Striking in their own way are the opening words of Robert Heinlein’s Have Space Suit, Will Travel.
“You see, I had this space suit.”
I must have been about twelve when I read that sentence, and was hooked. Even then, I think, I realized that it was as much about becoming friends as a science fiction adventure.
What has always stuck with me has been the two young people’s desperate trip across the desolate surface of the moon. I remember standing in a frigid wind on Pelham Parkway, waiting for a bus, and looking up at the moon.
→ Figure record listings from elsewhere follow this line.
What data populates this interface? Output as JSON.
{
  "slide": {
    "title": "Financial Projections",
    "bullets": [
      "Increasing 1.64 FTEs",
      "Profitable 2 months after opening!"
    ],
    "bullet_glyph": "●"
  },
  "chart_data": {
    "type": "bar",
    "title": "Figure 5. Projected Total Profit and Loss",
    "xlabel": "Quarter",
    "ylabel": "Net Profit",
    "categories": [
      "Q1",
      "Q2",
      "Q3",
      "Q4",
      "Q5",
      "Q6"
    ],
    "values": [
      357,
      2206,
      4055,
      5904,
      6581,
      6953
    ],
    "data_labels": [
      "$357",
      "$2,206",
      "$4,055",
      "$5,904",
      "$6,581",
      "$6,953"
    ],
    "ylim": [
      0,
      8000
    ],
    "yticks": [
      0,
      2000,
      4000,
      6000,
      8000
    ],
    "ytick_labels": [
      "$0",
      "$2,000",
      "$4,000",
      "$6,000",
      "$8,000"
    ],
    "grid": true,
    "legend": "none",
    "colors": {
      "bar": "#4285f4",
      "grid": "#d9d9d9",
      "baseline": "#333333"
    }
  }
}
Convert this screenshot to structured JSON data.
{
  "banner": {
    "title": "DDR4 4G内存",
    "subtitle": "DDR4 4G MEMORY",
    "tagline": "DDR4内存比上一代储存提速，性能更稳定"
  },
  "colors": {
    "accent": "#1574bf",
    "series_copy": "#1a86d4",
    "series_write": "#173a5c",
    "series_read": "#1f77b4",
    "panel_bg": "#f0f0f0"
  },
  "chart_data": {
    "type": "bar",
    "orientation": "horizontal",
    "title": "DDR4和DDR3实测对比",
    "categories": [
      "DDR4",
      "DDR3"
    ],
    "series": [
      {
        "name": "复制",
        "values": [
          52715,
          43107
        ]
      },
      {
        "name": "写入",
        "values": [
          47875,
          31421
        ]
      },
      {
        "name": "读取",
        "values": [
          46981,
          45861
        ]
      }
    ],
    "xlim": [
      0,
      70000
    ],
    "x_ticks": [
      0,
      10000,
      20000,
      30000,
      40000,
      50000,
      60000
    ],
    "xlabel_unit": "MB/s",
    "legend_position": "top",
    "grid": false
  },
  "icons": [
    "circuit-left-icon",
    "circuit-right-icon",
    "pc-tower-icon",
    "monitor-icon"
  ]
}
How cold and bright and distant it looked, and I thought about the book and the desperate journey.
On a warm summer evening in Connecticut, trying out Jackie and Andy’s new telescope, looking at the low and yellowish moon, and thinking about the book. (Jackie and Andy are a story for another time; enough now to say that I will always miss them).
And strangest of all, the night of the first moon landing, looking at the moon. Of course, I thought about Armstrong and Aldrin. But to my surprise, the thought of Have Space Suit came to me too.
And even now, the dawn is creeping “up the curving east” in MacLeish’s words, and I still have things to do.